La carne de cerdo es una excelente fuente de nutrientes esenciales para el crecimiento y desarrollo de los niños:
1. Proteína de alta calidad, fundamental para el desarrollo muscular y la función celular.
2. Hierro de origen animal, que se absorbe mejor que el hierro de origen vegetal y ayuda a prevenir la anemia.
3. Zinc, clave para el sistema inmunológico y el crecimiento en la población infantil.
4. Vitaminas del complejo B, esenciales para la producción de energía.
5. Grasas saludables, dependiendo del corte, puede aportar ácidos grasos monoinsaturados.
2. ¿Es cierto que la carne de cerdo es más grasa y menos saludable que otras carnes?
No necesariamente. Aunque algunos cortes son más grasos, la carne de cerdo tiene opciones magras como el lomo, solomillo y pierna (pernil) sin piel o grasa. Además, en comparación con carnes rojas, la carne de cerdo magra tiene un perfil de grasas más saludable, con una buena proporción de grasas monoinsaturadas. Si se eligen cortes magros y se cocina de manera saludable (a la plancha, al horno, al vapor), es tan saludable como el pollo o la carne roja magra.

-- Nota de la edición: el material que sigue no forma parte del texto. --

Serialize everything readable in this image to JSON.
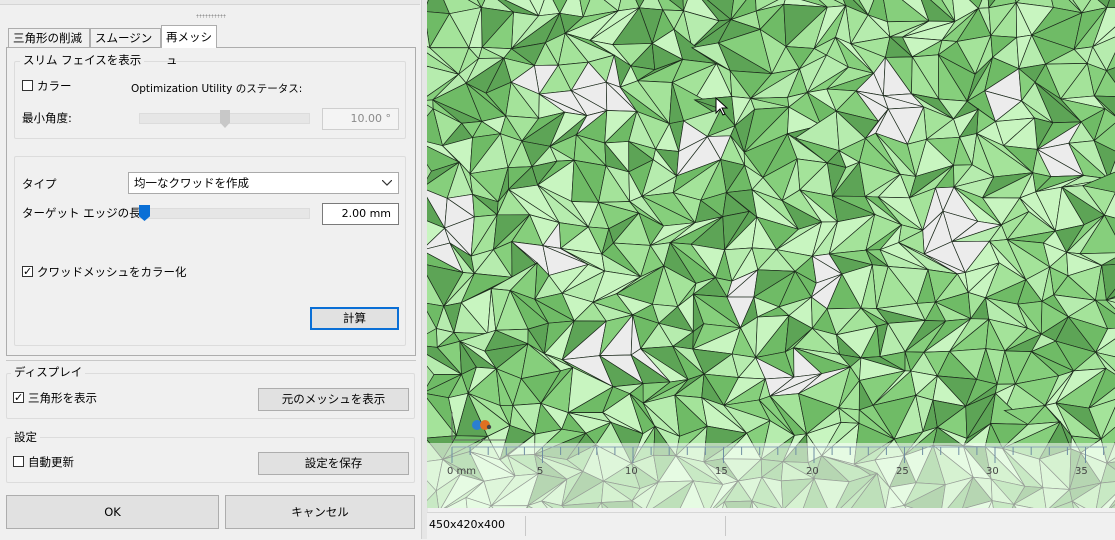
{
  "tabs": [
    {
      "label": "三角形の削減",
      "active": false
    },
    {
      "label": "スムージング",
      "active": false
    },
    {
      "label": "再メッシュ",
      "active": true
    }
  ],
  "slim_faces": {
    "title": "スリム フェイスを表示",
    "color_label": "カラー",
    "color_checked": false,
    "status_label": "Optimization Utility のステータス:",
    "min_angle_label": "最小角度:",
    "min_angle_value": "10.00 °",
    "min_angle_slider_fraction": 0.5
  },
  "remesh": {
    "type_label": "タイプ",
    "type_value": "均一なクワッドを作成",
    "target_edge_label": "ターゲット エッジの長さ",
    "target_edge_value": "2.00 mm",
    "target_edge_slider_fraction": 0.03,
    "color_quad_label": "クワッドメッシュをカラー化",
    "color_quad_checked": true,
    "compute_button": "計算"
  },
  "display": {
    "title": "ディスプレイ",
    "show_triangles_label": "三角形を表示",
    "show_triangles_checked": true,
    "show_original_button": "元のメッシュを表示"
  },
  "settings": {
    "title": "設定",
    "auto_update_label": "自動更新",
    "auto_update_checked": false,
    "save_button": "設定を保存"
  },
  "dialog": {
    "ok_button": "OK",
    "cancel_button": "キャンセル"
  },
  "viewport": {
    "ruler_labels": [
      "0 mm",
      "5",
      "10",
      "15",
      "20",
      "25",
      "30",
      "35"
    ],
    "mesh_colors": [
      "#c8f5c0",
      "#a4e39a",
      "#86cf7c",
      "#6fbb66",
      "#b6ecae",
      "#5da456"
    ],
    "hole_color": "#ececec"
  },
  "status": {
    "dimensions": "450x420x400"
  }
}
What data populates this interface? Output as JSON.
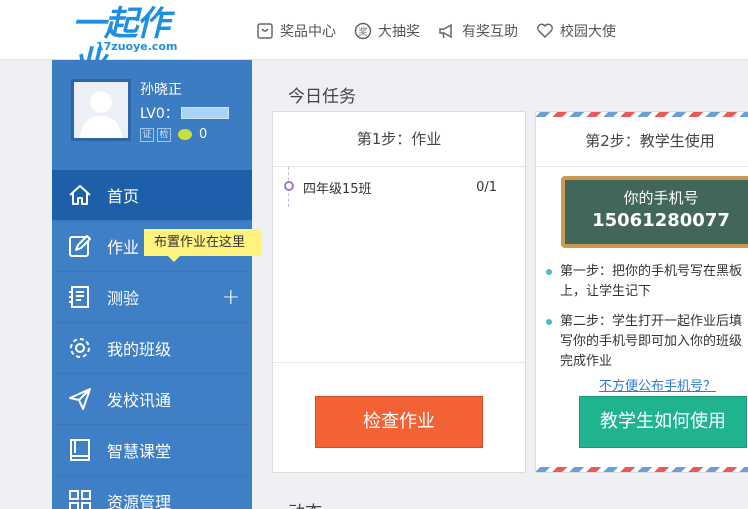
{
  "header": {
    "logo_main": "一起作业",
    "logo_sub": "17zuoye.com",
    "nav": [
      {
        "label": "奖品中心",
        "icon": "gift-box-icon"
      },
      {
        "label": "大抽奖",
        "icon": "lottery-icon"
      },
      {
        "label": "有奖互助",
        "icon": "megaphone-icon"
      },
      {
        "label": "校园大使",
        "icon": "heart-icon"
      }
    ]
  },
  "profile": {
    "name": "孙晓正",
    "level_label": "LV0：",
    "badge1": "证",
    "badge2": "检",
    "coins": "0"
  },
  "sidebar": {
    "items": [
      {
        "label": "首页",
        "icon": "home-icon"
      },
      {
        "label": "作业",
        "icon": "edit-icon"
      },
      {
        "label": "测验",
        "icon": "quiz-icon"
      },
      {
        "label": "我的班级",
        "icon": "gear-icon"
      },
      {
        "label": "发校讯通",
        "icon": "send-icon"
      },
      {
        "label": "智慧课堂",
        "icon": "book-icon"
      },
      {
        "label": "资源管理",
        "icon": "grid-icon"
      }
    ],
    "plus": "+"
  },
  "tooltip": "布置作业在这里",
  "main": {
    "today_title": "今日任务",
    "next_title": "动态",
    "step1": {
      "title": "第1步：作业",
      "tasks": [
        {
          "name": "四年级15班",
          "count": "0/1"
        }
      ],
      "button": "检查作业"
    },
    "step2": {
      "title": "第2步：教学生使用",
      "board_label": "你的手机号",
      "phone": "15061280077",
      "steps": [
        "第一步：把你的手机号写在黑板",
        "上，让学生记下",
        "第二步：学生打开一起作业后填",
        "写你的手机号即可加入你的班级",
        "完成作业"
      ],
      "link": "不方便公布手机号？",
      "button": "教学生如何使用"
    }
  },
  "colors": {
    "sidebar": "#3f7fc6",
    "sidebar_active": "#1d5fa8",
    "check_button": "#f26235",
    "teach_button": "#20b390",
    "board": "#42665a"
  }
}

3. ¿Qué mitos existen sobre el consumo de carne porcina y qué hay de cierto en ellos?
Mito: La carne de cerdo es insalubre.
Realidad: En la actualidad, los controles sanitarios han reducido el riesgo de infecciones. Si se cocina adecuadamente, es segura.
Mito: Es una carne demasiado grasa.
Realidad: Depende del corte. El lomo de cerdo, por ejemplo, tiene menos grasa que la pechuga de pollo con piel.

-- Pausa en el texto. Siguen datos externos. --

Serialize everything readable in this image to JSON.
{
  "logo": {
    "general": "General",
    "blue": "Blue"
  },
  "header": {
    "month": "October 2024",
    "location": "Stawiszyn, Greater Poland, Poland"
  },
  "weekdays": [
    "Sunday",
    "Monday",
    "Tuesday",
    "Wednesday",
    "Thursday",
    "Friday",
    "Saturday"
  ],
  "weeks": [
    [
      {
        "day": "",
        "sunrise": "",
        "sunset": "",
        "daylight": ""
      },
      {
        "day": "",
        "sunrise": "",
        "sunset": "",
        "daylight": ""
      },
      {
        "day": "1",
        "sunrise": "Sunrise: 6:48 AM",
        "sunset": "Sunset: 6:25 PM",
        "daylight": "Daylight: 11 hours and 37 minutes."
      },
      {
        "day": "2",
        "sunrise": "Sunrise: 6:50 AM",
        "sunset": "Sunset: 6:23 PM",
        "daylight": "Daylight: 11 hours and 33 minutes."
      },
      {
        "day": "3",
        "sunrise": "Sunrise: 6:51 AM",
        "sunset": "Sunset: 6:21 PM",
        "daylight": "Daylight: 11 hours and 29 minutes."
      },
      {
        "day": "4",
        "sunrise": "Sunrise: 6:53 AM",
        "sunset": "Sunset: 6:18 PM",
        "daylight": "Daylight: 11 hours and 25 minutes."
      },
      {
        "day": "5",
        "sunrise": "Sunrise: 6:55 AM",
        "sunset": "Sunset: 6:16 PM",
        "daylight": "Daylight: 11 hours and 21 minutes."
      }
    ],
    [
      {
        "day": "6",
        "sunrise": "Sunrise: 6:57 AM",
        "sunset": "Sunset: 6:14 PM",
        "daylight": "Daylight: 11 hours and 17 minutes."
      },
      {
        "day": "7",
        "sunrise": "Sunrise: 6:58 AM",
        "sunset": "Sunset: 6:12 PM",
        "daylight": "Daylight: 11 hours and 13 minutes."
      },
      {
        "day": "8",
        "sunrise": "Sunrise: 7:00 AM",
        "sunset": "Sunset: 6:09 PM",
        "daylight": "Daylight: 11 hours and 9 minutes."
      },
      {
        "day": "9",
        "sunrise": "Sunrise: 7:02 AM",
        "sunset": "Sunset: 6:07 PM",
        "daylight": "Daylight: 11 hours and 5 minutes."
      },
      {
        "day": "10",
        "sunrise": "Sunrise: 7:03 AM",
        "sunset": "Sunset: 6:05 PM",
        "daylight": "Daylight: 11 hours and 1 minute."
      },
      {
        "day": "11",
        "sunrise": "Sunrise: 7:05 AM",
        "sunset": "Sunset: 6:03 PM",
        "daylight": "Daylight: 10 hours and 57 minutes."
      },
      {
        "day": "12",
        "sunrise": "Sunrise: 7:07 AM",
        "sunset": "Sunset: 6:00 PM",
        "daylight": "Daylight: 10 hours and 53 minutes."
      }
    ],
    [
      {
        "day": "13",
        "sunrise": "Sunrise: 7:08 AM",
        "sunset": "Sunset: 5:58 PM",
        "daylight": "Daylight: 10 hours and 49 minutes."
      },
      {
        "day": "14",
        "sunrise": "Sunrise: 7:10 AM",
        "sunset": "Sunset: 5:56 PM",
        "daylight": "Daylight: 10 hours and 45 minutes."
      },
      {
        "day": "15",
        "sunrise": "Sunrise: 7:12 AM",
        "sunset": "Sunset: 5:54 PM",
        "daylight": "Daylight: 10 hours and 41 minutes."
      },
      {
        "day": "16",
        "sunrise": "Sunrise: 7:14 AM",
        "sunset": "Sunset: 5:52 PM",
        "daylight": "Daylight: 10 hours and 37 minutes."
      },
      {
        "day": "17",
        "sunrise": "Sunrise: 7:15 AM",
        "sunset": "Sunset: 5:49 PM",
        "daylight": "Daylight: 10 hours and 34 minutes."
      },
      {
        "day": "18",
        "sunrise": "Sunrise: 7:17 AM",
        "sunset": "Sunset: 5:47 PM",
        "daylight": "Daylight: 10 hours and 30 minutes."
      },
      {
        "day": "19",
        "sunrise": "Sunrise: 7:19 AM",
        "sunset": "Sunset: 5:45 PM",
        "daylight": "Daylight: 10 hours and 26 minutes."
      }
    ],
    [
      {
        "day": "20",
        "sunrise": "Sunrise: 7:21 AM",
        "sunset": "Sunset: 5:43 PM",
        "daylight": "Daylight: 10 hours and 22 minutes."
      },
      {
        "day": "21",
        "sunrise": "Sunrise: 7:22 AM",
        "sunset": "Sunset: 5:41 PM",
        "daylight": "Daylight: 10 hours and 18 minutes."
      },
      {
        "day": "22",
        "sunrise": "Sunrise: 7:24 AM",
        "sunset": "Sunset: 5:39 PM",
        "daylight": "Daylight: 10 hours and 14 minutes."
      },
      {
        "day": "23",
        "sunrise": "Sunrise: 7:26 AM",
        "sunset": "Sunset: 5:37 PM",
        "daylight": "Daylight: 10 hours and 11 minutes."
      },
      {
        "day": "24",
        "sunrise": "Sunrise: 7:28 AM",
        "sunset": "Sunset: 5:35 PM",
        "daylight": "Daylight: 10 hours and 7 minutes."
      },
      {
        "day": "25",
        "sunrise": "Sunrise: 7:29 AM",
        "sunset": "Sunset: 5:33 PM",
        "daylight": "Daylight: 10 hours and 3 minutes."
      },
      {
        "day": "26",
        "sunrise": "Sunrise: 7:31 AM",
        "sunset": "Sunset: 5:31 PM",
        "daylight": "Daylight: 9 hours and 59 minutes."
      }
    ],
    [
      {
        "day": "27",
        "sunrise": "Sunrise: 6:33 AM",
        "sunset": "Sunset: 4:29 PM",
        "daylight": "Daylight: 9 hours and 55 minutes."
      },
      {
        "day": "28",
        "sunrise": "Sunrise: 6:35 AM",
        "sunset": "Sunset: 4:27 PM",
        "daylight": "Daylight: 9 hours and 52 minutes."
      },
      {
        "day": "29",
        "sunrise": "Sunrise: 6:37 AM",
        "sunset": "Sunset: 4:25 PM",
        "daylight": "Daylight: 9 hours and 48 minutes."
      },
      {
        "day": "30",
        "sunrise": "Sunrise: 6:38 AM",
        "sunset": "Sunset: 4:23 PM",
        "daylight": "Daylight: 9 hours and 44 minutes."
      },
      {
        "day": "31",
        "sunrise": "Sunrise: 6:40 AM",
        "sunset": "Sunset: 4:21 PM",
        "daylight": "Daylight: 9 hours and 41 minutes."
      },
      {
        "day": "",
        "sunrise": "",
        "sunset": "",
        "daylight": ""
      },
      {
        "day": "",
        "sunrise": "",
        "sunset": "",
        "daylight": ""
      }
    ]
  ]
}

Mito: Es difícil de digerir.
Realidad: No hay evidencia de que sea más difícil de digerir que otras carnes si se cocina correctamente.

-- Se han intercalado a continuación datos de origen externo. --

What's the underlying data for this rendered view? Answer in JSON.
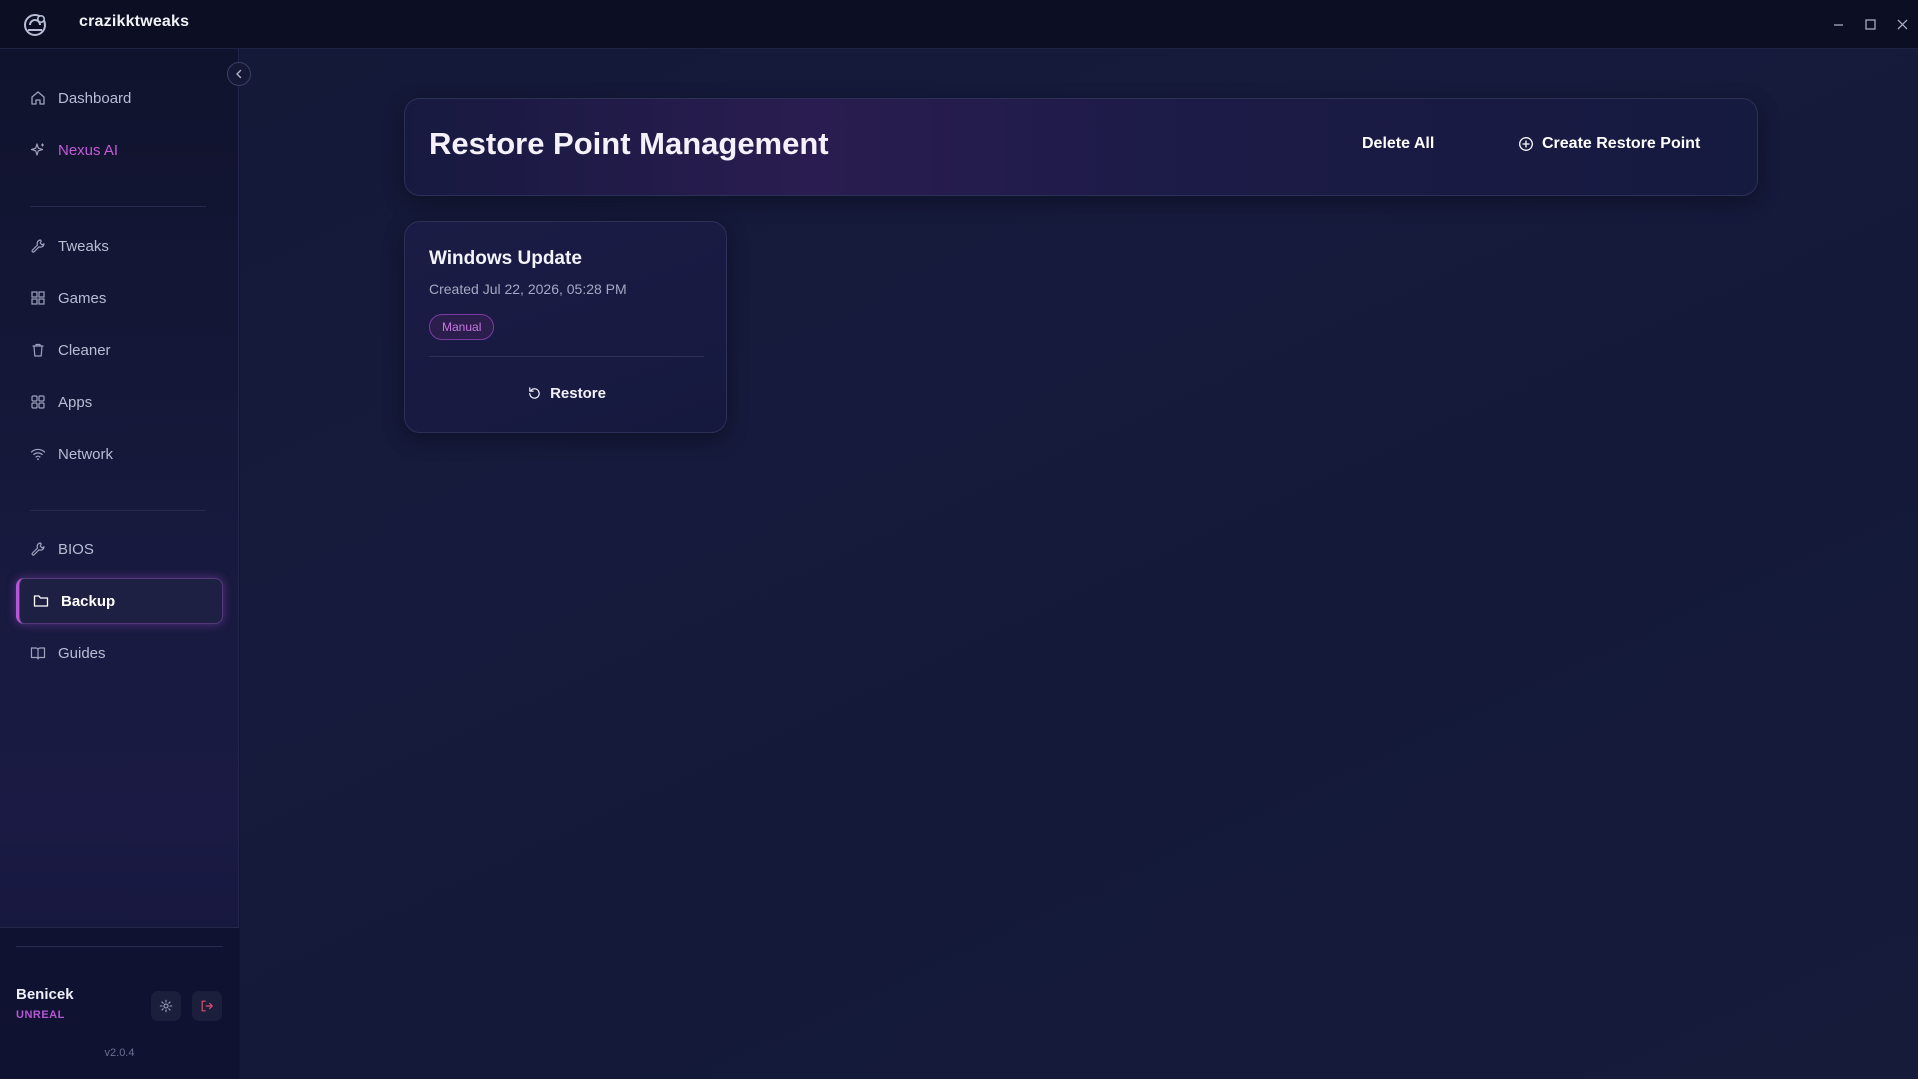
{
  "app": {
    "name": "crazikktweaks"
  },
  "window_controls": {
    "minimize": "minimize-icon",
    "maximize": "maximize-icon",
    "close": "close-icon"
  },
  "sidebar": {
    "items": [
      {
        "label": "Dashboard",
        "icon": "home-icon"
      },
      {
        "label": "Nexus AI",
        "icon": "sparkle-icon"
      },
      {
        "label": "Tweaks",
        "icon": "wrench-icon"
      },
      {
        "label": "Games",
        "icon": "grid-icon"
      },
      {
        "label": "Cleaner",
        "icon": "trash-icon"
      },
      {
        "label": "Apps",
        "icon": "apps-icon"
      },
      {
        "label": "Network",
        "icon": "wifi-icon"
      },
      {
        "label": "BIOS",
        "icon": "wrench-icon"
      },
      {
        "label": "Backup",
        "icon": "folder-icon"
      },
      {
        "label": "Guides",
        "icon": "book-icon"
      }
    ],
    "active": "Backup",
    "accent_item": "Nexus AI"
  },
  "user": {
    "name": "Benicek",
    "tier": "UNREAL"
  },
  "version": "v2.0.4",
  "main": {
    "title": "Restore Point Management",
    "delete_all_label": "Delete All",
    "create_label": "Create Restore Point",
    "restore_points": [
      {
        "name": "Windows Update",
        "created": "Created Jul 22, 2026, 05:28 PM",
        "badge": "Manual",
        "restore_label": "Restore"
      }
    ]
  },
  "colors": {
    "accent": "#b657d6",
    "background": "#141938",
    "sidebar": "#10132d",
    "card_border": "#2c3158",
    "logout": "#e0506a"
  }
}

4. ¿Cuál es la mejor manera de prepararla para que sea segura y nutritiva?
Es mejor manera de prepararla para que sea segura y nutritiva, por ejemplo:
Cocción completa: La carne de cerdo debe cocinarse adecuadamente y a buena temperatura.
Optar por cocinar al horno, parrilla o cocción al vapor.
Elegir cortes magros: Preferir lomo, solomillo o pierna para reducir el consumo de grasa saturada.
5. ¿Quiénes deberían moderar su consumo?
Personas con colesterol alto o enfermedades cardiovasculares deben optar por los cortes más magros.
Personas con problemas digestivos optar también por cortes más magros y preparaciones que no tengan especias picantes o salsas que aportan mucho aceite o manteca para facilitar la digestión.
En general, la carne de cerdo es una excelente opción nutricional si se eligen los cortes adecuados y se cocina de manera saludable.